La mochila

Ella se despierta desnuda y con una ligera resaca. Abre un ojo y por un momento no sabe muy bien dónde está, la luz que entra por la persiana muestra muebles que no reconoce. Esa no es su casa. Ella está sola en la habitación pero una voz femenina habla por teléfono mientras camina por el pasillo. Busca ropa interior limpia en la mochila y con sigilo se dirige al baño para pegarse una ducha sin cruzarse con nadie.

A la segunda cerveza ella ya reía todas las bromas que él hacía, de la manera en que las mujeres ríen las gracias cuando descaradamente coquetean con el otro. Se habían visto un par de veces fuera del trabajo pero siempre en compañía. Aquel día era la primera vez que quedaban a solas: ella nunca supo decir que no a una cerveza, él no pudo dejar de mirarla la primera vez que se vieron. Ella fue la que buscó los labios de él en una callejuela casi sin luz. Pronto su mochila estaría aplastada contra una pared y antes de que se diera cuenta acabaría durmiendo abrazada a un tipo que no le haría preguntas incómodas ni buscaría conversación antes de dormir.

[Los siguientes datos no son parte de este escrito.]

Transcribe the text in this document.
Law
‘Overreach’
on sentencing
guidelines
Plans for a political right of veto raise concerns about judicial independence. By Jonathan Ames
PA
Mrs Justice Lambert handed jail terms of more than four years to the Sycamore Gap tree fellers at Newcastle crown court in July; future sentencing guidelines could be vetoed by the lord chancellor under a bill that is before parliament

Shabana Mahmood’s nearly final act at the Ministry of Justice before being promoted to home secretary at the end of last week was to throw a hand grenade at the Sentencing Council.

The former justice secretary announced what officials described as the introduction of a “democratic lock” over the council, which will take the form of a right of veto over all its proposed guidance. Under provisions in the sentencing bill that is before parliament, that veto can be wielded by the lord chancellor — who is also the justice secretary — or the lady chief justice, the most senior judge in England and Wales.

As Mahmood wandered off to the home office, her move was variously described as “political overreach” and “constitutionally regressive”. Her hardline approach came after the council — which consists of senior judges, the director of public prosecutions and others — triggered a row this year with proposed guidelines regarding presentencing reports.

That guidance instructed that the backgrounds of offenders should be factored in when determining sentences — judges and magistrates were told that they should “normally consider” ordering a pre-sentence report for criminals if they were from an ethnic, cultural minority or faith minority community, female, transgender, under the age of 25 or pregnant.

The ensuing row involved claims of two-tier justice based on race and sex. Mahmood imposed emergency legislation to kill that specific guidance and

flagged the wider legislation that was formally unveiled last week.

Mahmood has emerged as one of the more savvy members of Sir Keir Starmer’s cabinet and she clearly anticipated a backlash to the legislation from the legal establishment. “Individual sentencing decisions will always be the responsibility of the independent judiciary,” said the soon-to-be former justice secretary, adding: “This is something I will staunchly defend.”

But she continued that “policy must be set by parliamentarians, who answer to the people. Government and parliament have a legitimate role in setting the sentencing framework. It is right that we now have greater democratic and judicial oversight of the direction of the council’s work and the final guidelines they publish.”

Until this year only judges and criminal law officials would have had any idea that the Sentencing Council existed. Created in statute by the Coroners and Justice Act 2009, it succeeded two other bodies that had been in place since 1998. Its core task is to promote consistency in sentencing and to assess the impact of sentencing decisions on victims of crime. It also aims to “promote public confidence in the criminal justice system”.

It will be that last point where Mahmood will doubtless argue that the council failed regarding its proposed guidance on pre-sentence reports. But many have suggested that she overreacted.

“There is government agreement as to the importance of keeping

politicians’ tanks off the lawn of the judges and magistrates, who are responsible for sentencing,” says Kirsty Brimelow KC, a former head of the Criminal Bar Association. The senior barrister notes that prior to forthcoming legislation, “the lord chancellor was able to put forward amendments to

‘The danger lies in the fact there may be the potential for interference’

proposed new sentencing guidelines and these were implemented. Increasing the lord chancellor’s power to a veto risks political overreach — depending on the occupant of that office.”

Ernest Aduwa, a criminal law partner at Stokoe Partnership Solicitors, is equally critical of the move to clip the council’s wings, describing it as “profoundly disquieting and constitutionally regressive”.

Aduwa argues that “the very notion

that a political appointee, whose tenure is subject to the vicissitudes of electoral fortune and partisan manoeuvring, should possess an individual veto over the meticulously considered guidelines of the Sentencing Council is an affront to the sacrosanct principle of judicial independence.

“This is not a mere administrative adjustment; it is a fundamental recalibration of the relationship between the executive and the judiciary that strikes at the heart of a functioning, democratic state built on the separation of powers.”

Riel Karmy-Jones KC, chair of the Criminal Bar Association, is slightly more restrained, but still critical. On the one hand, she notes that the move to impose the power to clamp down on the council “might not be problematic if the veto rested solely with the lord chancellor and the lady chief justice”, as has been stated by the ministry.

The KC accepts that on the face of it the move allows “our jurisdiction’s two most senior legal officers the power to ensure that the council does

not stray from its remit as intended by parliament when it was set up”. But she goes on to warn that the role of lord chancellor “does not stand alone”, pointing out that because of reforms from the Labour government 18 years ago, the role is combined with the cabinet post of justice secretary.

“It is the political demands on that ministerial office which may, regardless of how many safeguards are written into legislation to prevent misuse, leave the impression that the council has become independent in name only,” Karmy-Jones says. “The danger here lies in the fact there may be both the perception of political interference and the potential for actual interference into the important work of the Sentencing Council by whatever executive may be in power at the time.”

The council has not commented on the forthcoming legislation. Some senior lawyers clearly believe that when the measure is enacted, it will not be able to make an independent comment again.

Es más fácil ir con dignidad a la mañana siguiente si te ocultas detrás de unas gafas de sol. Buscar el primer bar con una mesa libre para tomar una Coca-Cola y un sándwich mixto como única comida del día antes de ir al trabajo. Ir al baño y mirarse al espejo y no reconocer la figura que se refleja en él: los brazos llenos de moretones, heridas de guerra de noches en vela, de cuerpos grandes y fuertes que buscan lo desconocido. Sentada en la taza un momento de debilidad, recuerdos que vienen a la memoria, un paquete de pañuelos a medio gastar que acaba por terminarse. Al salir del bar lee un mensaje en el móvil, un número que le resulta familiar le dice de quedar esta noche al salir del trabajo, hay una rave en la ciudad. Guarda el móvil mientras camina hacia el metro con una sonrisa detrás de las gafas, parece que esta noche también tendrá un lugar donde dejar la mochila.